Closer-up view of the garden under the wisteria - click on the pic for a better shot. This is the bed that was full of bamboo at the beginning of last winter.
Flannel flowers, another lovely Australian native. I'm going to get more of these; they are so beautiful and they will fill the gaps in my native bed, which is the dry, difficult bed at the end of the garden that I created a year ago.
This is what is under the tree ferns - clivia and an azalea called 'Ward's Ruby' - how could I resist! Hard to believe how much the bamboo dominated before.
And here is one of the biggest plants in the garden, the 'blue hibiscus' (Alyogyne huegelii) that I bought as a little baby plant only a year ago. It's growing like a mad thing!
Mar (by the way, Mar, I sent the link to your 9/11 blog entry to friends in the US, some of whom live in NY. They were all moved and asked me to thank you) is surprised that we have Starbucks. We sure do - we've had them for around 5 years in New South Wales and the Australian Capital Territory. I've never understood why - Sydney is rampant with excellent coffee, thanks chiefly to Italian immigration after WWII.
Having tried to get a decent cup of coffee in NY in 2000, I can understand the appeal of Starbucks in the US - it seemed to be the only place we could get coffee that wasn't both over-roasted and too weak for our tastes. Narelle and I bought a thermos from Macey's and walked two blocks to Starbucks to have it filled with cafe latte before we went to bed each night. Then each morning we could have coffee in bed before we got the day started.
The Starbucks outlets in Sydney always seem to have lots of people in them, but I've tried the product a couple of times and wouldn't bother again. Thursday just confirmed that. The young men were obsequious and the coffee wasn't coffee, it was fluffy milk. It was a lovely spot to sit; confortable and with an interesting view over Civic (the square in the middle of Canberra). But I'd rather have good coffee.
You might be cheered to read that near where we live in Sydney two MacDonald's chains closed a few years ago - one in Balmain and one in Newtown. First ones in the world to close for lack of patronage, apparently. I loove living in the Inner West!
So, possums, I'll be able to keep in touch with you all.

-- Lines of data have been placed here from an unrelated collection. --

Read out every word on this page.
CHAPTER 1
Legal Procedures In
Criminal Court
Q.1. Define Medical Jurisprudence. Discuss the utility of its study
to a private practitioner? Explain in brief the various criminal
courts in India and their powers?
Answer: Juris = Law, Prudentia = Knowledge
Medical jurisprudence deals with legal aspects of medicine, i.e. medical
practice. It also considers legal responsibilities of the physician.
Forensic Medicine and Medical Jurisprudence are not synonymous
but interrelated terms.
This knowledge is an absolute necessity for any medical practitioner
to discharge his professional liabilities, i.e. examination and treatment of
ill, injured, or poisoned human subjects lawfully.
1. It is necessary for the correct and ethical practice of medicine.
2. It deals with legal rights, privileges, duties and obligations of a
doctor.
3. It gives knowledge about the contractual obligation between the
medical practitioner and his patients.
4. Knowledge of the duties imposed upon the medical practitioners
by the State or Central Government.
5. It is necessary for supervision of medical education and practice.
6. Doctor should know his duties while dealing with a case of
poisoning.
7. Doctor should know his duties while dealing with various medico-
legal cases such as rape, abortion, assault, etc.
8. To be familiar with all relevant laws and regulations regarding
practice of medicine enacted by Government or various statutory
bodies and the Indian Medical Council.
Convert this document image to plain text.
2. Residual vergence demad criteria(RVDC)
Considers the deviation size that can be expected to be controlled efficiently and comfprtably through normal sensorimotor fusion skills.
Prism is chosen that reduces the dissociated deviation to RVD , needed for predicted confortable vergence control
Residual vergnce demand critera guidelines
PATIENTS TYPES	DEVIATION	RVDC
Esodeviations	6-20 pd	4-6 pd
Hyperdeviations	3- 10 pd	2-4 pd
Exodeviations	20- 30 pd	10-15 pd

Has a lovely drive down. Were forced to stop at Bowral and visit Victoria House, where Rowan was 50% off. Unfortunately, I was mugged by a huge ball of Rown Big Print and lost consciousness for a few mintues. When I came to I was clutching a bag of Rowan Cotton Glace in red, black and green and my credit card was still smoking. I suppose that now I'll be forced to make yet another another another cotton top. Further on in sunny downtown Bowral we found a shop that sells sensible shoes (to which, of course, I am addicted). They stock Naots, which are like gold in Australia except harder to find, and I wanted something like this, but I couldn't find any to suit me. I did leave clutching a pair of Joseph Seibels, stitched, in denimy blue leather and suede. Sensible and stylish.
When we arrived in Canberra, dragging our purchases in a trailer behind us, we were met by Mon. Joyful reunion at Starbucks - where the ambience was great but the coffee was... weak doesn't begin to approach it really. Milky. Was it really coffee or did I order frothy hot milk by mistake? Maybe the barista forgot the shot?
Off to Canberra, Our Nation's Capital, in the morning, darls. Having a few days of concentrated PhD work while Sandra does the conference thing. May not be able to get the internets where we're staying. See you when I see you.
Celia asks where she can hear Judy's music. I've checked iTunesAus, but (surprise!) they don't seem to have heard of her. Google is your friend, Celia. There are some tracks you can listen to here: http://www.artistdirect.com/nad/store/artist/album/0,,296252,00.html
It's not a recent album (13 years old!), but there's some good stuff there. Unfortuntately I can't get it to play - windows media can be temperamental on a Mac.